It’s possible to reduce deforestation to near zero by 2020, but delaying action to save forests by even a decade means double the area of forests lost by 2030, says World Wildlife Fund (WWF).
According to the latest chapter of WWF’s Living Forests Report, "Forests and Climate," the world stands to lose 55.5 million hectares of forest between now and 2020, even if we take urgent action to reduce deforestation. If the world delays the necessary steps, we stand to lose 124.7 million hectares by 2030, according to the report.
These forests are not only vital to the well-being of people and wildlife, but also to the global climate, because deforestation releases greenhouse gases, says WWF. The report finds that reducing deforestation to near zero would also bring global emissions from forest destruction close to zero, but delaying this reduction until 2030 would mean sacrificing an additional 69 million hectares of forest worldwide and at least an additional 24GtCO2 into the atmosphere, not including losses from forest degradation or the carbon stored below ground. Currently, up to 20 percent of global carbon emissions come from deforestation and forest degradation—more than the total emissions from the global transportation sector.
The report further finds that new plantations are not the solution, as they will not begin to sequester enough carbon to offset emissions from deforestation until 2040 at the earliest.
“Our forests are disappearing while we sort out how to save them,” said Bruce Cabarle, leader of WWF’s Forest and Climate Initiative. “This continued loss of forests will have dire consequences for our global climate, for nature and for the livelihoods of billions of people. And we know we can’t plant our way out of the problem. The message is clear—we must act now to protect the world’s forests for good or we’ll lose them forever.”
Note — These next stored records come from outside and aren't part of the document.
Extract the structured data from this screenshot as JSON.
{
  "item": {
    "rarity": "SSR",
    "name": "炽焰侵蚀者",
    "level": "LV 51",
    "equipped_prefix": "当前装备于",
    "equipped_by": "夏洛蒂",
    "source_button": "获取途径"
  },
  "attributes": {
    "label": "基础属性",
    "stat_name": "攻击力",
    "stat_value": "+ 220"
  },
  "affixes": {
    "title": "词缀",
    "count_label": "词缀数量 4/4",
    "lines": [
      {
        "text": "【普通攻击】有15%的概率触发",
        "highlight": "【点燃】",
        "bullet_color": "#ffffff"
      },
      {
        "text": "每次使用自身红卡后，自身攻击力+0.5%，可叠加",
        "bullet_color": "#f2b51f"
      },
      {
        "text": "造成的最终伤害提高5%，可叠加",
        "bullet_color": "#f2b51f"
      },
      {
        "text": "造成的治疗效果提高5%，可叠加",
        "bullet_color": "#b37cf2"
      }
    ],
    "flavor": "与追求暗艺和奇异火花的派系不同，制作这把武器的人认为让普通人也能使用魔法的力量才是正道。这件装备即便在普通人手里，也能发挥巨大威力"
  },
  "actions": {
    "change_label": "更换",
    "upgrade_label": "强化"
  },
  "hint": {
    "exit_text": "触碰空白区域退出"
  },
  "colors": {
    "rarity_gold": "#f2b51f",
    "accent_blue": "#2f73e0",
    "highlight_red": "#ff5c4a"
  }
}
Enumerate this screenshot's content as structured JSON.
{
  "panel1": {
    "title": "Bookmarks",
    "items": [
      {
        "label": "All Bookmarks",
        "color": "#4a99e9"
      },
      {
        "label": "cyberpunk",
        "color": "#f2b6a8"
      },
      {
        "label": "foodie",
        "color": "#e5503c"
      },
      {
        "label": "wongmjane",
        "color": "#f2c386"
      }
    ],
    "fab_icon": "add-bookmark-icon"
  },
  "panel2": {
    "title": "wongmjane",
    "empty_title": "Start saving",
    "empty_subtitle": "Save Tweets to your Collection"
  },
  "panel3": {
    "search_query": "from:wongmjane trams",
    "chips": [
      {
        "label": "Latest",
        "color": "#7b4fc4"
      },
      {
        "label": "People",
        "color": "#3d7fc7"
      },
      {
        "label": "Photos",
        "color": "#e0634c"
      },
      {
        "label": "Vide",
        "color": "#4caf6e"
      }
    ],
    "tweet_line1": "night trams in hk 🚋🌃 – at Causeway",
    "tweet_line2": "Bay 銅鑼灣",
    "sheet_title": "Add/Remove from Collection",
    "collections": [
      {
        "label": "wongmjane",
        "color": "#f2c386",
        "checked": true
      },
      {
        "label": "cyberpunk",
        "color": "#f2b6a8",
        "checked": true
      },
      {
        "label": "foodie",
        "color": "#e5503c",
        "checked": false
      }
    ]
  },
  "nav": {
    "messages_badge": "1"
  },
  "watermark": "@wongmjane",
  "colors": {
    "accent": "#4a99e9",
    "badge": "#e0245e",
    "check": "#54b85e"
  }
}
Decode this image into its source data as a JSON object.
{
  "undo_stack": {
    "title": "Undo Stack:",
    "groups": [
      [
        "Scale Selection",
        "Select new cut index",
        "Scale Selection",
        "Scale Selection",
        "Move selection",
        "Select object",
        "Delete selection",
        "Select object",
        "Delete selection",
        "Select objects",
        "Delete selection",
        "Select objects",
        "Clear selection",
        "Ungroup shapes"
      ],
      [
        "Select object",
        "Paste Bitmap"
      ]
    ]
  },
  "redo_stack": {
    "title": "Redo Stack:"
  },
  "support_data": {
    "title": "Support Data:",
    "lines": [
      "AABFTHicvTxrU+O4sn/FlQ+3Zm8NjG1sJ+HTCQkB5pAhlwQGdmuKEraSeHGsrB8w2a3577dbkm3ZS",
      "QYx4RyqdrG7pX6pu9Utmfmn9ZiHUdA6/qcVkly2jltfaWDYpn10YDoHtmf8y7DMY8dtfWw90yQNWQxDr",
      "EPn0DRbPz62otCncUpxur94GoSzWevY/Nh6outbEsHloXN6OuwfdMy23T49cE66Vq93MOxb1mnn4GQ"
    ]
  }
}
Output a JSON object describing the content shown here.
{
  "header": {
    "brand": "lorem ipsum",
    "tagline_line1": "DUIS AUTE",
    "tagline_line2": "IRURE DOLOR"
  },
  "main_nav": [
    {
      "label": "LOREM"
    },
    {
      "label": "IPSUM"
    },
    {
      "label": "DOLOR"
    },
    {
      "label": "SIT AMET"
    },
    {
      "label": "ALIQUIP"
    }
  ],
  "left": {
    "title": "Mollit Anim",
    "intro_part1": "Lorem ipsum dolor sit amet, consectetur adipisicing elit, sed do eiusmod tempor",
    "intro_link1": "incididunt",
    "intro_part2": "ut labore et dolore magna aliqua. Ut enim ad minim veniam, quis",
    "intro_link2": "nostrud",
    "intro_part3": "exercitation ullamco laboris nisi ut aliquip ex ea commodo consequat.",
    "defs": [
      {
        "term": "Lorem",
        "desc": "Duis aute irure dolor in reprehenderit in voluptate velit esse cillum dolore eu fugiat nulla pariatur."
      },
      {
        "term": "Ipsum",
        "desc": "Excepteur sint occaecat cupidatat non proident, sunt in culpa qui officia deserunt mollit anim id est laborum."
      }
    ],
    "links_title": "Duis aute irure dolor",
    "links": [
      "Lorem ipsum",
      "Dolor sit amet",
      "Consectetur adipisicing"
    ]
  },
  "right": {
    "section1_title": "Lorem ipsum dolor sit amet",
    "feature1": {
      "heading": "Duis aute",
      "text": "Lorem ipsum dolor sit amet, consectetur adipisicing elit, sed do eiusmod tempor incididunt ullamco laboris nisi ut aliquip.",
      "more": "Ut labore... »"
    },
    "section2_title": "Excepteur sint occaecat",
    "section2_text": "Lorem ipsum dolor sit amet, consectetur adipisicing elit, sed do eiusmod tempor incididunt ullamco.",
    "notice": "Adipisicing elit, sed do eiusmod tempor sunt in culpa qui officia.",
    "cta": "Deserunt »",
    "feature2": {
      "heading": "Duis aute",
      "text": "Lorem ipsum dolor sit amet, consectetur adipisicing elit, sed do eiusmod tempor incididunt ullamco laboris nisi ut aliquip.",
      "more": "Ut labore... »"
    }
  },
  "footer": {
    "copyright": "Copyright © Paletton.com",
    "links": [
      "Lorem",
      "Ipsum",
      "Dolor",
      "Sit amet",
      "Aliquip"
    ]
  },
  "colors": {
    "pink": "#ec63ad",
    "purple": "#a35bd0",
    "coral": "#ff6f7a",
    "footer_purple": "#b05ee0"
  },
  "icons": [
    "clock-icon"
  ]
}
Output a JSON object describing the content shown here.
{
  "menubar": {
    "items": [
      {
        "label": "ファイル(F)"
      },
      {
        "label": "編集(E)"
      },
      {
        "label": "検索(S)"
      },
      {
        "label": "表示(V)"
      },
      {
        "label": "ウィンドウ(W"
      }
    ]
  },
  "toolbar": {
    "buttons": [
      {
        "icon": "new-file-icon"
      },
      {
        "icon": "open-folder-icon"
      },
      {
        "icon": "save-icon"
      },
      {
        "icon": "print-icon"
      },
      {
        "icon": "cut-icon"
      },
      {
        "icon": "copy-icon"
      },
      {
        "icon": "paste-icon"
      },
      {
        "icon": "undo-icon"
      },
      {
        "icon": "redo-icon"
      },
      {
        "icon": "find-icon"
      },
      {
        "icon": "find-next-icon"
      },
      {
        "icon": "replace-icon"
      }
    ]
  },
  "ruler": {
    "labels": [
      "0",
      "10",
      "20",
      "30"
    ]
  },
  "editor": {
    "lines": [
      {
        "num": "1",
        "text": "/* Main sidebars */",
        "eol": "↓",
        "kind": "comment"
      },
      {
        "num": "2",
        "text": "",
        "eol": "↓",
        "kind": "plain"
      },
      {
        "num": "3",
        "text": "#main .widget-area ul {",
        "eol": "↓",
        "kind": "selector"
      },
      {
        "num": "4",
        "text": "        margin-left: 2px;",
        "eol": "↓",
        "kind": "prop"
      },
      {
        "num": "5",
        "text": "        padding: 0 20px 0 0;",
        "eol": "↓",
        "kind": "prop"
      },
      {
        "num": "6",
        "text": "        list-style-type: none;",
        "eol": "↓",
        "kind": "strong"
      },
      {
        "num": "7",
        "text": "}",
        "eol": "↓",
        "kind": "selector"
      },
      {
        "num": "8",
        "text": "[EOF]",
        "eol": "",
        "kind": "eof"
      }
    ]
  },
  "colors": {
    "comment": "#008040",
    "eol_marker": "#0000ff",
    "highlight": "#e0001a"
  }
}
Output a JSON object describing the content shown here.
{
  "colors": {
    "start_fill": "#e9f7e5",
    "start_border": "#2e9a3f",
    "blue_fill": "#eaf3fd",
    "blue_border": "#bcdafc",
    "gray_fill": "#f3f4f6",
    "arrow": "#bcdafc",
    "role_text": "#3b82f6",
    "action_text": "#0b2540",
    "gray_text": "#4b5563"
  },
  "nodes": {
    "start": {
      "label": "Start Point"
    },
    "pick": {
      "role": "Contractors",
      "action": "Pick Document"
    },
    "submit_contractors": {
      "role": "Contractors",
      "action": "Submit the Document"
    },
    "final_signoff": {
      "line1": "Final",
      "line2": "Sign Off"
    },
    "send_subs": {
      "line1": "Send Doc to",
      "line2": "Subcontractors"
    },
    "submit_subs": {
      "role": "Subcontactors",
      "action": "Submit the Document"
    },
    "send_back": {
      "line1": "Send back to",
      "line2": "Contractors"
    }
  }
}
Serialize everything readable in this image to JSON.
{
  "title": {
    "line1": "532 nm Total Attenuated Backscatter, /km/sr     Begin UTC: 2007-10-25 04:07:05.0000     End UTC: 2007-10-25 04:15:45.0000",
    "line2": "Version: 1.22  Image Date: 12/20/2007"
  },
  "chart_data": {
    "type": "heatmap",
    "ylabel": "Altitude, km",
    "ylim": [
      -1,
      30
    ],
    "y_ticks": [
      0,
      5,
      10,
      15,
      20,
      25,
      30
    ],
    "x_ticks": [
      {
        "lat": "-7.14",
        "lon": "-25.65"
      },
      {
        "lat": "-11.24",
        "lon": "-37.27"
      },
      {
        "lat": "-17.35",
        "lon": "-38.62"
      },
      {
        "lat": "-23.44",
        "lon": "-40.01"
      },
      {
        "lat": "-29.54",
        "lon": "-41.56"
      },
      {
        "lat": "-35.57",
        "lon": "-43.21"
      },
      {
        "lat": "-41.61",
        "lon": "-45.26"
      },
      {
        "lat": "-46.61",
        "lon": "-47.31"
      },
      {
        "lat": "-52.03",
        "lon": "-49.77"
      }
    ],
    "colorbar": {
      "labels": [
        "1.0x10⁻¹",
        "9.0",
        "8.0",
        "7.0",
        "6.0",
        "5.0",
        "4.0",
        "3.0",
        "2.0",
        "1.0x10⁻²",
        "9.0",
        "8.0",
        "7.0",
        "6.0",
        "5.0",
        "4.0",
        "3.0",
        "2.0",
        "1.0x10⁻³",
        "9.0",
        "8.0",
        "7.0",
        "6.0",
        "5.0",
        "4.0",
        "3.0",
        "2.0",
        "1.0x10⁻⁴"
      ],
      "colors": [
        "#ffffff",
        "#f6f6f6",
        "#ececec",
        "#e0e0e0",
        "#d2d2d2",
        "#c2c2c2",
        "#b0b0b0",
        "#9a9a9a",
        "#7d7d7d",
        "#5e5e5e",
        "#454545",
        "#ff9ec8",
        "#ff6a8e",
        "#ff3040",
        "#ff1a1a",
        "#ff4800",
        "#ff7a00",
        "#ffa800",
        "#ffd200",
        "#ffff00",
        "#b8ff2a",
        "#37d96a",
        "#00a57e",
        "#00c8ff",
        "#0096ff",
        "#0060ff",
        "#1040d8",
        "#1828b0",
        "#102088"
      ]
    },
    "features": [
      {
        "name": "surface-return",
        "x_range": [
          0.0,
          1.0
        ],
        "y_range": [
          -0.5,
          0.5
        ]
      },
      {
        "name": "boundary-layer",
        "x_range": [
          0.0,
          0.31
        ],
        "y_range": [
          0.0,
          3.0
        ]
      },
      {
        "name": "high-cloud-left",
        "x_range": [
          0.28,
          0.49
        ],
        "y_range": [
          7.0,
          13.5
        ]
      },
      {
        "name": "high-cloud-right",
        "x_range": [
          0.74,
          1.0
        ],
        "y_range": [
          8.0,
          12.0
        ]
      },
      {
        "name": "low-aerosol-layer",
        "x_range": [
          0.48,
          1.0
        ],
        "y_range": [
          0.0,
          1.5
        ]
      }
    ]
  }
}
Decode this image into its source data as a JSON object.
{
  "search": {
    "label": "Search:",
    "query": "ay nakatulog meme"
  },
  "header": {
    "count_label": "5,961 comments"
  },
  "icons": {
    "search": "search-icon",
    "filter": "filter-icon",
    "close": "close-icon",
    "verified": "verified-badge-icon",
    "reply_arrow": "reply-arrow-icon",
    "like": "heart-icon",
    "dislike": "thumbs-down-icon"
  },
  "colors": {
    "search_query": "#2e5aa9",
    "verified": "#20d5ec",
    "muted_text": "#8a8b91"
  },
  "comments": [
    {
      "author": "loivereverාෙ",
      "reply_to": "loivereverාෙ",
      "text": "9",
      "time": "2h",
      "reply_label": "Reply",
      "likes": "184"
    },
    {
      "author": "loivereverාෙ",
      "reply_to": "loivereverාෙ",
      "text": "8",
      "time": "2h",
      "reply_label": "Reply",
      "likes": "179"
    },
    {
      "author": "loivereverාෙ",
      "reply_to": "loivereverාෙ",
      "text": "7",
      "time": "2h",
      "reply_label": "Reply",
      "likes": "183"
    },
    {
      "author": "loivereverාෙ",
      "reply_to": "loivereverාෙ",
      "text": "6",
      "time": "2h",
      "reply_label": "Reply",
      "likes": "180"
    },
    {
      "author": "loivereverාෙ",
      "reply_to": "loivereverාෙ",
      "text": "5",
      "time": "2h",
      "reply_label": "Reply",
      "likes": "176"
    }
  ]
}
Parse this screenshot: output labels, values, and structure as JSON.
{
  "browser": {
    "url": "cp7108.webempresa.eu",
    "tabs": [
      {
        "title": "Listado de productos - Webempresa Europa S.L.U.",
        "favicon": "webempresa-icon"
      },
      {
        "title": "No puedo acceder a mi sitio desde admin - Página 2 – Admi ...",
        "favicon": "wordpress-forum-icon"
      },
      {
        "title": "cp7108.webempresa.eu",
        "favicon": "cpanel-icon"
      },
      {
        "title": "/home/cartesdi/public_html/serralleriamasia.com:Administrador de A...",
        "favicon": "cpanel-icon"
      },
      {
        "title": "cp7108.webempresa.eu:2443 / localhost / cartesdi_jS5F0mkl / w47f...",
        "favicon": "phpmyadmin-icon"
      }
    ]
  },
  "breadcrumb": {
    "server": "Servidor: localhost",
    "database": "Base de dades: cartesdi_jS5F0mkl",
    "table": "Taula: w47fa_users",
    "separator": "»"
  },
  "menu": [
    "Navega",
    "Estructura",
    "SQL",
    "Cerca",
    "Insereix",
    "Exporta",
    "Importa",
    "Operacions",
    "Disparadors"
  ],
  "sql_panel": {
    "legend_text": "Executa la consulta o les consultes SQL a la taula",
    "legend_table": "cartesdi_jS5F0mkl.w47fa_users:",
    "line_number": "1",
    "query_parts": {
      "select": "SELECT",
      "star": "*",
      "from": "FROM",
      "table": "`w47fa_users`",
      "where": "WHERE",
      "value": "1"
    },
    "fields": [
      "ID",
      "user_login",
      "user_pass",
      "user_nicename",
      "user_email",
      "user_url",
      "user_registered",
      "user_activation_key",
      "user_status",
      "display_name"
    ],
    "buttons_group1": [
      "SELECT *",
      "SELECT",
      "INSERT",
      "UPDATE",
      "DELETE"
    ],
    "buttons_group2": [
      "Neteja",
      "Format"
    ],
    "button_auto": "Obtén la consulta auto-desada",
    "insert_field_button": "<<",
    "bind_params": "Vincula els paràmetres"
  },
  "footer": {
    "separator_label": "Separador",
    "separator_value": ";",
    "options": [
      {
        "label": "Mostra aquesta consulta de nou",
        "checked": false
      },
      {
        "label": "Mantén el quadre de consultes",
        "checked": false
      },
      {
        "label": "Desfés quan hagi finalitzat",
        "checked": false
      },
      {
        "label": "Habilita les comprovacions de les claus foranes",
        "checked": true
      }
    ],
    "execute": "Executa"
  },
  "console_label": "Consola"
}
According to WWF, United Nations climate talks, set to get underway this week in South Africa, provide a key opportunity for the world’s governments to unite on efforts to halt global forest loss. At these talks, details on a scheme in which developed countries pay developing countries not to cut down their forests will be agreed.
This effort, referred to as REDD+, is a unique opportunity to address both climate change and forest loss, and while considerable progress has been made on working out the details, governments must now commit to a global target for tackling deforestation at the scale and pace needed, said WWF. The Living Forests Report finds that achieving zero net forest loss by 2020 is highly unlikely without Reducing Emissions from Deforestation and Forest Degradation (REDD+).
“WWF understands that these climate negotiations are complex. But we must not let the opportunity that REDD+ presents slip through our fingers. If we get this right, we can safeguard our climate and help people overcome poverty. There is too much at stake to let these talks get mired down by technicalities,” said Gerald Steindlegger, policy director of WWF’s Forest and Climate Initiative.
WWF is asking global leaders to back an ambitious target of near zero forest loss by 2020. The Living Forests Report shows that this target is achievable through improved governance—sustainable land-use plans, law enforcement, improved land tenure systems, transparent and inclusive management, and markets that demand sustainable forestry and agriculture products.
Yet the report shows that in reaching this target, countries must adopt strong safeguards to protect the planet’s biodiversity and benefit local communities and indigenous peoples.
Given the urgency of halting forest loss, WWF is calling on governments to provide the needed finance to support REDD+ actions. Industrialized countries have a critical role to play in providing new and additional, adequate and predictable financing for REDD+. According to recent analysis by the International Institute for Applied Systems Analysis (IIASA), new and additional, predictable and adequate finance to achieve zero net deforestation and forest degradation (ZNDD) by 2020 lies in the range of US$30-53 billion per year. While public financing is essential, other sources of innovative financing, such as credit support for forest bonds, could be a way to leverage private-sector finance so that governments are not alone in efforts to scale up forest finance, according to WWF.
The Living Forests Report uses the Living Forests Model, developed for WWF by IIASA, to consider a range of different forest scenarios for the next half century, modified by changes in diet, biofuels, conservation policy and fuelwood and timber demand. The report concludes that achieving and sustaining ZNDD is possible if we act now. The report further finds that unless we act now to use REDD+ to successfully halt deforestation, the opportunity to keep global temperature rise well below 2oC will be lost. According to WWF, reaching an agreement on key elements of REDD+ is critical to saving forests and the climate, conserving biodiversity, and benefiting the well-being and livelihoods of people around the world.